Malignant primary brain tumors remain among the most difficult cancers to treat. In malignant tissues, macrophages are accumulated in a high infiltration being known as tumor-associated macrophages (TAMs). These cells are associated with poor prognostics in many types of cancer. Studies in our group demonstrated that the venom of Phoneutria nigriventer (PnV), a wandering spider from South America, has reduced the development of glioblastoma (GBM) in a murine model, inducing a large infiltrate of TAMs. Subsequently, in vitro results demonstrated that PnV activates macrophages, increasing the ability to kill tumor cells. The aim of this study was to analyze the effects of the peptide SNX-482 presented in the venom of Hysterocrates gigas in macrophages for further correlation with the PnV. Macrophages were differentiated from bone marrow precursors collected from male C57BL6 mice and differentiated for 7 days with M-CSF. These cells were used for polarization and coculture with T cells and analyzed by flow cytometry. PCR Array was also performed (QIAGEN) for the analysis of gene expression. The results showed that SNX-482 could activate macrophages in a not dose-dependent response. There was an increase in the main activation markers (CD40, CD80, CD86, CD68, CD83, and MHCII). The polarization indicated that the peptide potentiated the proinflammatory effect of M1 macrophages (increased MHCII and iNOS). The screening of 86 cancer-related genes showed that the Ccr4, Pdcd1, Gzmb, and IFN-γ genes had an increase in their expression. Furthermore, we developed in C57BL/6 mouse a pre-clinical model of intracranial glioblastoma using the Gl261 cell line. The results showed an applied-easy-safe model that could alter the gene expression of cancer markers. Taken together, all the results contributed to increasing the knowledge about the peptide SNX-482 and the model for further pre-clinical assays of glioblastoma, making a great advance in the development of new treatments.

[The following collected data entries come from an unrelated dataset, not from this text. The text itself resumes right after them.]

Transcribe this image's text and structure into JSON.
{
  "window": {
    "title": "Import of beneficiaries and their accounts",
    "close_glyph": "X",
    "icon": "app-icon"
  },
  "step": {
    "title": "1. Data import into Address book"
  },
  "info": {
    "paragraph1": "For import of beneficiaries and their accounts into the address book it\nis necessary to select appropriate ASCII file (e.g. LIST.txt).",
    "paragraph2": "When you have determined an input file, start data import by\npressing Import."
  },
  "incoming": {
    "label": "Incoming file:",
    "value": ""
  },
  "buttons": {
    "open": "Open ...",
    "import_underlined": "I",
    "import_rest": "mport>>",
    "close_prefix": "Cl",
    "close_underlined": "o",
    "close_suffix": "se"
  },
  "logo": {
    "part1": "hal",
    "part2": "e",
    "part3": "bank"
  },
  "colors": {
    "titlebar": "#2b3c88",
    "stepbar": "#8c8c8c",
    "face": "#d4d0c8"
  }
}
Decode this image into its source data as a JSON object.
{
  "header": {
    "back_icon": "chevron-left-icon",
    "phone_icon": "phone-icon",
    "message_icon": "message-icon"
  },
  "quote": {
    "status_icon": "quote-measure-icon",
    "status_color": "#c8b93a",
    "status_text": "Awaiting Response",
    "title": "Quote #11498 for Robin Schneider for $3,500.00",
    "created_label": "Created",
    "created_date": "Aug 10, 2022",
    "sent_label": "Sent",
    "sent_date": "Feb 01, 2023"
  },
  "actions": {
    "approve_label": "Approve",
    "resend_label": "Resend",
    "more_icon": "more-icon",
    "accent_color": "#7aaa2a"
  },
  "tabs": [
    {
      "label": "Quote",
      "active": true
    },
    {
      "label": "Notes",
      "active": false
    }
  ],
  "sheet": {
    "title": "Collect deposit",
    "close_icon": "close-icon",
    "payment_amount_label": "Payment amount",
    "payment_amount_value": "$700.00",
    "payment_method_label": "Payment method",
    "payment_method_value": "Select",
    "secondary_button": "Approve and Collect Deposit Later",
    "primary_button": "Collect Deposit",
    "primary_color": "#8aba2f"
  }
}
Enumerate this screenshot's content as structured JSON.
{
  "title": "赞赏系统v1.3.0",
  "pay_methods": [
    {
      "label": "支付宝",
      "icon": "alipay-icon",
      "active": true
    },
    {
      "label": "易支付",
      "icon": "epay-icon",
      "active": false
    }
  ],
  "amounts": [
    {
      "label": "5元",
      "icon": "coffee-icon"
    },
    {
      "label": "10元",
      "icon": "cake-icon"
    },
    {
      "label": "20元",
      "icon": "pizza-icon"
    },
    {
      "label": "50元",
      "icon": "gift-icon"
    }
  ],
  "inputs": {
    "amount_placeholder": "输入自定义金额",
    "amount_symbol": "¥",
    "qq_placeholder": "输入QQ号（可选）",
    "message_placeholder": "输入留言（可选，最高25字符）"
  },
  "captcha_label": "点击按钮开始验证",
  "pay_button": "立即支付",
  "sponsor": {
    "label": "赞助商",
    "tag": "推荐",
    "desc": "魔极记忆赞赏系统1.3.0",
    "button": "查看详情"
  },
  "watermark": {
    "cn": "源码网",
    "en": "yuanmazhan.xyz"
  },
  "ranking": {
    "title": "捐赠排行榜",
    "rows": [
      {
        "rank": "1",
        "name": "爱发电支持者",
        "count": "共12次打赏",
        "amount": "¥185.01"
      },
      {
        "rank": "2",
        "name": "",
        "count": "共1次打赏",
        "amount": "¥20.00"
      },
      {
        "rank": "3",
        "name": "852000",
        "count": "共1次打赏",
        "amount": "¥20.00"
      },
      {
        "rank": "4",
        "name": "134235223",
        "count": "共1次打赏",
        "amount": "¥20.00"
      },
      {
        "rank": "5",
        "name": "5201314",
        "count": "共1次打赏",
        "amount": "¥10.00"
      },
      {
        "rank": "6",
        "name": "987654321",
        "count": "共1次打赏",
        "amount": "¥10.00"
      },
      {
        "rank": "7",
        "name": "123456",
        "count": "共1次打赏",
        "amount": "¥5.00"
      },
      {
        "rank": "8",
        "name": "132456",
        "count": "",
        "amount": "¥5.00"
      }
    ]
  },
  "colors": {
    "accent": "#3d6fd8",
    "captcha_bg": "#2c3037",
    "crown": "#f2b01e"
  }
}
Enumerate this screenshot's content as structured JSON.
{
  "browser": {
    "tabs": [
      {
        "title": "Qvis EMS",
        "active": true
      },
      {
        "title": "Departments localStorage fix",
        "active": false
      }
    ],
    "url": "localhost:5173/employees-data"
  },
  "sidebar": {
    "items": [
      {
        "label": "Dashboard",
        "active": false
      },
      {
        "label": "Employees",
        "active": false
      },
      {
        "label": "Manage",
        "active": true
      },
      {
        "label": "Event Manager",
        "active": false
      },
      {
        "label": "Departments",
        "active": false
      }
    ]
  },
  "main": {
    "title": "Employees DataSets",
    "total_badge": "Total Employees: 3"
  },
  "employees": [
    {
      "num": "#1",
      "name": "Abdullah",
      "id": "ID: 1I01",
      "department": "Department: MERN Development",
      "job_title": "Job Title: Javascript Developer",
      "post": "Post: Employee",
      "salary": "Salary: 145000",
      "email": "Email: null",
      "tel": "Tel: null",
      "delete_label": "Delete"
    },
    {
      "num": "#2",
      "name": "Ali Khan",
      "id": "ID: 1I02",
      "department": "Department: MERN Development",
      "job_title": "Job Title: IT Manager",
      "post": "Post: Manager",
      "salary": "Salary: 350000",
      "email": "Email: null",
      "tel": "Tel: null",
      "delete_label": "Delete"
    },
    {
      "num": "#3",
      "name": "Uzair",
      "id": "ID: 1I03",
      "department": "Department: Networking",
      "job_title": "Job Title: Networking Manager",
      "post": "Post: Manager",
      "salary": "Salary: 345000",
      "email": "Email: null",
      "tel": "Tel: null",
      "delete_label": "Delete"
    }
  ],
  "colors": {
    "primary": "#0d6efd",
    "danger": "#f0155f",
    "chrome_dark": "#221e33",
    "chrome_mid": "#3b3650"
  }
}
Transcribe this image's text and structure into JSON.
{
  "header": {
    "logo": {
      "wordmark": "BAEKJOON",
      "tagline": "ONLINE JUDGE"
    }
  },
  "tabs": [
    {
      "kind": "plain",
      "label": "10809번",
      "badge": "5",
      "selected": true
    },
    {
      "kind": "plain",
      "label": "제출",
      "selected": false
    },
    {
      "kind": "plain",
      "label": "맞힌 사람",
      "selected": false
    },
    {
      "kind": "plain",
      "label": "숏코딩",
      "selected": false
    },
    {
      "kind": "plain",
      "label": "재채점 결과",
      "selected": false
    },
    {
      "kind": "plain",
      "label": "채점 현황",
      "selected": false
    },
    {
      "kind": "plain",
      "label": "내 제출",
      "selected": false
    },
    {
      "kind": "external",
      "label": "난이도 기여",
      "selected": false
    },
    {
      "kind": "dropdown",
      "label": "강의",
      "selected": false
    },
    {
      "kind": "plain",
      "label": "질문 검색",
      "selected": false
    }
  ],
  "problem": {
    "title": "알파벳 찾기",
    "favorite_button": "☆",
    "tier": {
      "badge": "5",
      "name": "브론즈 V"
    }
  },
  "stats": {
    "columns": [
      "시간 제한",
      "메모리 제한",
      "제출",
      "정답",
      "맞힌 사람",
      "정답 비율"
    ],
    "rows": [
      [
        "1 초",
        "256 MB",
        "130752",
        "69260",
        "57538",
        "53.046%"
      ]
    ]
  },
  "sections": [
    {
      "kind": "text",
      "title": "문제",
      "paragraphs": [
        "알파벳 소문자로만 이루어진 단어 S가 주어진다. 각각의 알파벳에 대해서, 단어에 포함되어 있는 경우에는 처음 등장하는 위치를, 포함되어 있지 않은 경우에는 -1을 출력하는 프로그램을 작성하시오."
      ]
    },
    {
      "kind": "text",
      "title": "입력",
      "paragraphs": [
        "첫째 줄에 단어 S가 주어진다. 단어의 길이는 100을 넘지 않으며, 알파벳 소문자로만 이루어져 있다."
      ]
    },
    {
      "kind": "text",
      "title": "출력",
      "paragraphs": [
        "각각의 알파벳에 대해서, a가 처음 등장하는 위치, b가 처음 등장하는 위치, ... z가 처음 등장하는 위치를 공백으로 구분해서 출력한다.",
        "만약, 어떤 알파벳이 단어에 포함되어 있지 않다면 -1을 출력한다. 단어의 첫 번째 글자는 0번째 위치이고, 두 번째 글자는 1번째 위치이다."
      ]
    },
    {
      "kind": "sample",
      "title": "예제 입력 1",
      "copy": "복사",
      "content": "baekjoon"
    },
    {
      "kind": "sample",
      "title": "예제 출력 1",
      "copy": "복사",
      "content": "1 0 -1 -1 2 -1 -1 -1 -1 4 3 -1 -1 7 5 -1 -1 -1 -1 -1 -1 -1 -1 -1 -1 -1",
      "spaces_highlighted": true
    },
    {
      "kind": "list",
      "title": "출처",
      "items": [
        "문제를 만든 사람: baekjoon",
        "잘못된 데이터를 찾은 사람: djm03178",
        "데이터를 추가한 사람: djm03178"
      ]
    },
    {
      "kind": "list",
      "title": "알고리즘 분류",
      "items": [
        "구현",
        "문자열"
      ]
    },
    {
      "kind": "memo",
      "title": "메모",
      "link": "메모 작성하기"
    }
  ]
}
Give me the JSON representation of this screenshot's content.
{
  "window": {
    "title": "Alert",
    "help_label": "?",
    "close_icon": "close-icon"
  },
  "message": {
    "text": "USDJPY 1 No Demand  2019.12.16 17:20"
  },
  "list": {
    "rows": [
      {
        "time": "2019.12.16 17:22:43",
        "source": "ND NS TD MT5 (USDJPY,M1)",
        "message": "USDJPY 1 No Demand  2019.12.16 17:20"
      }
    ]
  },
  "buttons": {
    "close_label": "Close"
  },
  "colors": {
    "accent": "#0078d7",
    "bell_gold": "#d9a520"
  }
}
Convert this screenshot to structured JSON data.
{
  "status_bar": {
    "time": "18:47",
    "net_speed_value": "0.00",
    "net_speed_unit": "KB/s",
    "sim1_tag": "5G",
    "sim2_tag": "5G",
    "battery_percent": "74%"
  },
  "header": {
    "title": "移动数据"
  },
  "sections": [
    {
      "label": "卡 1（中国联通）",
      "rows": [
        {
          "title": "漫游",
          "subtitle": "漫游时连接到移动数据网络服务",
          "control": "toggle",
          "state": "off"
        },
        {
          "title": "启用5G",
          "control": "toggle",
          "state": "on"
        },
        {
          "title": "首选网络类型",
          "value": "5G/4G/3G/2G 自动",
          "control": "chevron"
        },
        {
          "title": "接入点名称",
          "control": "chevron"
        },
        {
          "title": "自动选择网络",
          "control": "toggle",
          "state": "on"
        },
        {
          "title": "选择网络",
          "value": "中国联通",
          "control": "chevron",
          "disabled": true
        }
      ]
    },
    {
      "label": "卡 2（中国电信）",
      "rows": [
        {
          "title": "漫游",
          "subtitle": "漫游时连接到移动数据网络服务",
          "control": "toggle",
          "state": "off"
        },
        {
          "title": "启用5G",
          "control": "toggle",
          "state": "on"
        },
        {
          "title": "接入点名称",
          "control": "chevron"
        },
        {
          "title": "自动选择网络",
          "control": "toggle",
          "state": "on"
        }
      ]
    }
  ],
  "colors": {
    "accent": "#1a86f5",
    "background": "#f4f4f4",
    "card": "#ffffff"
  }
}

EXTH-28. MOLECULAR CHARACTERIZATION OF HUMAN GLIOMAS AND IDENTIFICATION OF NEOPLASMS RESPONSIBLE FOR NEW BIOPHARMACEUTICALS OBTAINED FROM ANIMAL VENOM: A TRANSLATIONAL APPROACH

Gliomas correspond to approximately 80% of primary malignant brain tumors in adults. Associate histopathological classification to the identification of the molecular profile of these tumors is a great strategy to predict the tumor’s behavior and its responsiveness to the treatments. Studies have shown the potential of using biopharmaceuticals against cancer. Our research group has recently found two main subfractions isolated from Phoneutria nigriventer spider venom (PnV) (called SF1 and SF11) that can act decreasing the number of migrating cells during transwell assay. Therefore, the present study aimed to characterize, as regards molecular identity, the responsiveness of glioma samples collected from patients to the molecules purified from the PnV, in order to improve diagnostic and prognostic predictions, as well as contribute to the development of new drugs. After consent of the patients, samples of the tumors clinically diagnosed as glioma were collected during the surgical procedure to cultivation, that were performed until 10 passages to establish a lineage before use. To analyze its responsiveness to PnV in a migration assay, cultured human glioblastoma (1-JA63) cells were treated with PnV-isolated (HPLC) subfractions (SF1 and SF11 at 1 µg/ml) for 12 and 48 h (control stayed in IMDM) in a transwell system. SFs (mainly SF1) treatment induced a significant reduction in the number of migrating cells after 48 hours of exposure, in comparison to the control (untreated). Ongoing trials continue the establishment of another tumor samples of gliomas and migration tests with PnV subfractions will be carried out, to compare their effects in relation to other degrees of the disease also correlating the tumor response to the drug with the molecular profile. The results will contribute to the development of a potential individualized therapy also adding information about the correlation between the molecular identity of the tumor and its prognosis.